1Jn 1,5-2,2; Sal 123; My 2.13-18

Algunos, muchos, estaban con un gran deseo, el de saber dónde había nacido quien era el Hijo para cargárselo, y como no pudo saber quién era y dónde estaba, mandó degollar a todos los menores de dos años. La tiniebla, pues, la pone Herodes. Esto acontecerá a lo largo de la vida de Jesús. Serán las tinieblas las que irán a por él, hasta conseguir que este niño, al que estos días estamos conociendo con tanto alborozo, termine sus días clavado en la cruz. Bueno, podemos pensar para quedarnos tranquilos, fueron las tinieblas, obscuridades sin sujeto, ¿qué tuve yo que ver con el asunto? Pues no, en cada ocasión hubo una persona, poderosa a su manera, como era este reyezuelo, pero otras fue una persona bien particular, como el humilde soldado que le clavó la corona de espinas en mitad del sarcasmo de los otros soldado, humildes como él.

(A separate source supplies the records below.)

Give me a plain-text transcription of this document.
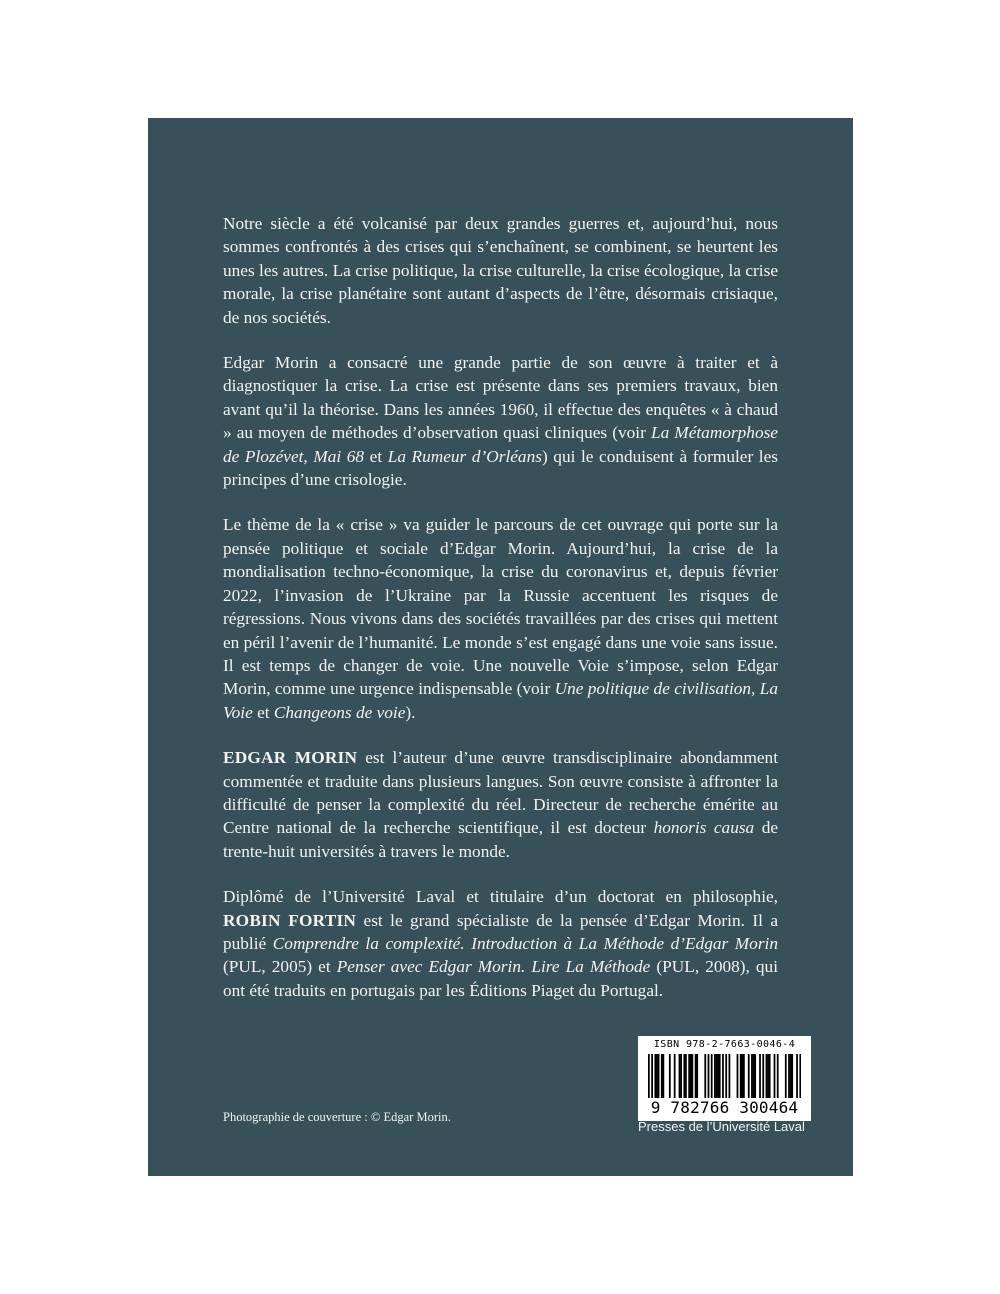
Notre siècle a été volcanisé par deux grandes guerres et, aujourd’hui, nous sommes confrontés à des crises qui s’enchaînent, se combinent, se heurtent les unes les autres. La crise politique, la crise culturelle, la crise écologique, la crise morale, la crise planétaire sont autant d’aspects de l’être, désormais crisiaque, de nos sociétés.

Edgar Morin a consacré une grande partie de son œuvre à traiter et à diagnostiquer la crise. La crise est présente dans ses premiers travaux, bien avant qu’il la théorise. Dans les années 1960, il effectue des enquêtes « à chaud » au moyen de méthodes d’observation quasi cliniques (voir La Métamorphose de Plozévet, Mai 68 et La Rumeur d’Orléans) qui le conduisent à formuler les principes d’une crisologie.

Le thème de la « crise » va guider le parcours de cet ouvrage qui porte sur la pensée politique et sociale d’Edgar Morin. Aujourd’hui, la crise de la mondialisation techno-économique, la crise du coronavirus et, depuis février 2022, l’invasion de l’Ukraine par la Russie accentuent les risques de régressions. Nous vivons dans des sociétés travaillées par des crises qui mettent en péril l’avenir de l’humanité. Le monde s’est engagé dans une voie sans issue. Il est temps de changer de voie. Une nouvelle Voie s’impose, selon Edgar Morin, comme une urgence indispensable (voir Une politique de civilisation, La Voie et Changeons de voie).

EDGAR MORIN est l’auteur d’une œuvre transdisciplinaire abondamment commentée et traduite dans plusieurs langues. Son œuvre consiste à affronter la difficulté de penser la complexité du réel. Directeur de recherche émérite au Centre national de la recherche scientifique, il est docteur honoris causa de trente-huit universités à travers le monde.

Diplômé de l’Université Laval et titulaire d’un doctorat en philosophie, ROBIN FORTIN est le grand spécialiste de la pensée d’Edgar Morin. Il a publié Comprendre la complexité. Introduction à La Méthode d’Edgar Morin (PUL, 2005) et Penser avec Edgar Morin. Lire La Méthode (PUL, 2008), qui ont été traduits en portugais par les Éditions Piaget du Portugal.

Photographie de couverture : © Edgar Morin.
ISBN 978-2-7663-0046-4
9 782766 300464
Presses de l’Université Laval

Y tú y yo, ¿dónde estaremos en esta historia de gracia?, ¿cómo nos posicionaremos en el Misterio de encarnación? ¿Vivimos en las tinieblas? Porque, de ser así, es una mentira soez decir que estamos unidos a él. Hemos pecado, como tantos y tantos que tienen que ver con la historia de Jesús, o como tantas y tantas veces en las que negamos el vaso de agua, que al mismo Jesús rechazábamos, como nos enteraremos entre pasmos, pero ¿cómo?, ¿eras tú?, ¡si llego a saberlo!, aunque Herodes sabía muy bien a quien buscaba, mas por la gracia del Padre que conduce las cosas a su manera, no tuvo la habilidad de encontrarle.

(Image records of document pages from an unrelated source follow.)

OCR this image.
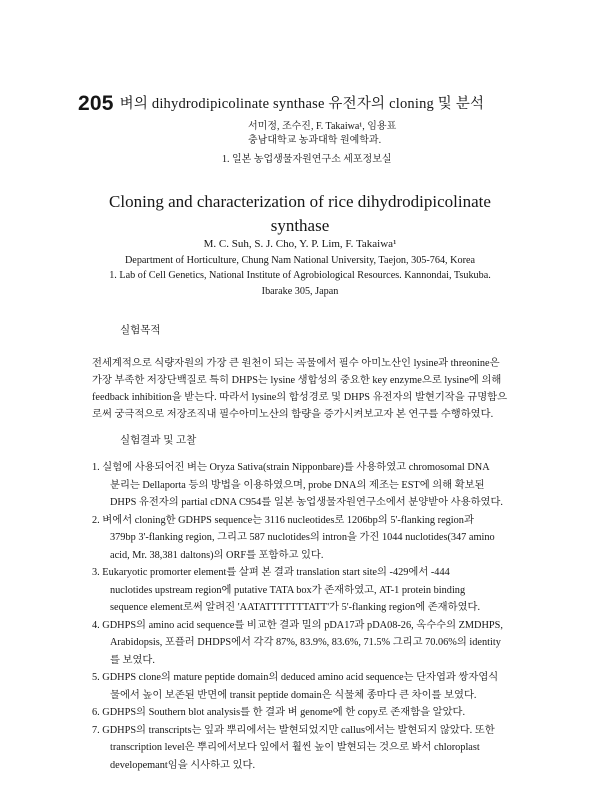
205 벼의 dihydrodipicolinate synthase 유전자의 cloning 및 분석
서미정, 조수진, F. Takaiwa¹, 임용표
충남대학교 농과대학 원예학과.
1. 일본 농업생물자원연구소 세포정보실
Cloning and characterization of rice dihydrodipicolinate
synthase
M. C. Suh, S. J. Cho, Y. P. Lim, F. Takaiwa¹
Department of Horticulture, Chung Nam National University, Taejon, 305-764, Korea
1. Lab of Cell Genetics, National Institute of Agrobiological Resources. Kannondai, Tsukuba.
Ibarake 305, Japan
실험목적
전세계적으로 식량자원의 가장 큰 원천이 되는 곡물에서 필수 아미노산인 lysine과 threonine은
가장 부족한 저장단백질로 특히 DHPS는 lysine 생합성의 중요한 key enzyme으로 lysine에 의해
feedback inhibition을 받는다. 따라서 lysine의 합성경로 및 DHPS 유전자의 발현기작을 규명함으
로써 궁극적으로 저장조직내 필수아미노산의 함량을 증가시켜보고자 본 연구를 수행하였다.
실험결과 및 고찰
1. 실험에 사용되어진 벼는 Oryza Sativa(strain Nipponbare)를 사용하였고 chromosomal DNA
분리는 Dellaporta 등의 방법을 이용하였으며, probe DNA의 제조는 EST에 의해 확보된
DHPS 유전자의 partial cDNA C954를 일본 농업생물자원연구소에서 분양받아 사용하였다.
2. 벼에서 cloning한 GDHPS sequence는 3116 nucleotides로 1206bp의 5'-flanking region과
379bp 3'-flanking region, 그리고 587 nuclotides의 intron을 가진 1044 nuclotides(347 amino
acid, Mr. 38,381 daltons)의 ORF를 포함하고 있다.
3. Eukaryotic promorter element를 살펴 본 결과 translation start site의 -429에서 -444
nuclotides upstream region에 putative TATA box가 존재하였고, AT-1 protein binding
sequence element로써 알려진 'AATATTTTTTTATT'가 5'-flanking region에 존재하였다.
4. GDHPS의 amino acid sequence를 비교한 결과 밀의 pDA17과 pDA08-26, 옥수수의 ZMDHPS,
Arabidopsis, 포플러 DHDPS에서 각각 87%, 83.9%, 83.6%, 71.5% 그리고 70.06%의 identity
를 보였다.
5. GDHPS clone의 mature peptide domain의 deduced amino acid sequence는 단자엽과 쌍자엽식
물에서 높이 보존된 반면에 transit peptide domain은 식물체 종마다 큰 차이를 보였다.
6. GDHPS의 Southern blot analysis를 한 결과 벼 genome에 한 copy로 존재함을 알았다.
7. GDHPS의 transcripts는 잎과 뿌리에서는 발현되었지만 callus에서는 발현되지 않았다. 또한
transcription level은 뿌리에서보다 잎에서 훨씬 높이 발현되는 것으로 봐서 chloroplast
developemant임을 시사하고 있다.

Deseo de Dios, hemos ido viendo estos días. Deseo que nos acercaba a ver la zarza ardiente, que nos llevó hasta el pesebre, donde contemplamos el resplandor transfigurado de quien carne de Dios, concebida en María y que ella, Madre amorosa, cuida con la ternura de sus manos, de sus pechos, de sus miradas, de su rumiar. Pero el deseo puede alcanzar muchos contornos, dejándose llevar a las tinieblas del abandono y del pecado. ¿Puede, solo? Respóndase cada uno, y mire el centro de su corazón, ¿puede, solo? Juan nos lo planta delante de los ojos: si decimos que no hemos pecado, nos engañamos y no somos sinceros. No, los malos son ellos, los otros, Herodes y esos desalmados, tan numerosos, que acechan la vida y la muerte de Jesús. Pero ¿yo?, yo no. ¿Seré capaz, Señor, de no ver la obscuridad de mi corazón, de dejarme llevar del contento de la noche del belén, del deseo que apercibí en mi corazón, pero que solo tú puedes llenar hasta su plenitud, y no ver lo que en mí hay de sepulcro blanqueado, diciendo que no he pecado, pues el pecado no es cosa mía, sino solo de los otros, de ellos? Juan en su carta es perspicaz, tiene ojo de águila. Si decimos que no hemos pecado hacemos mentiroso al mismo Dios. Pues su palabra habla de nuestro pecado. Y, si miramos con detención lo que somos, si miro con atención lo que soy, descubro en mí lo que ya sé: el pecado. Descubriré en mí la profundidad de las tinieblas. ¿Cómo me libraré de ellas? Lleno de ternura el viejo Juan nos llama hijitos, diciéndonos que nos escribe para que no pequemos. Y, si peco, tengo a uno que aboga ante el Padre por mí, Jesucristo, el Justo. Él es víctima de propiciación por nuestros pecados.

Llama la atención cómo las palabras de Juan tienen extrema sintonía con las de Pablo.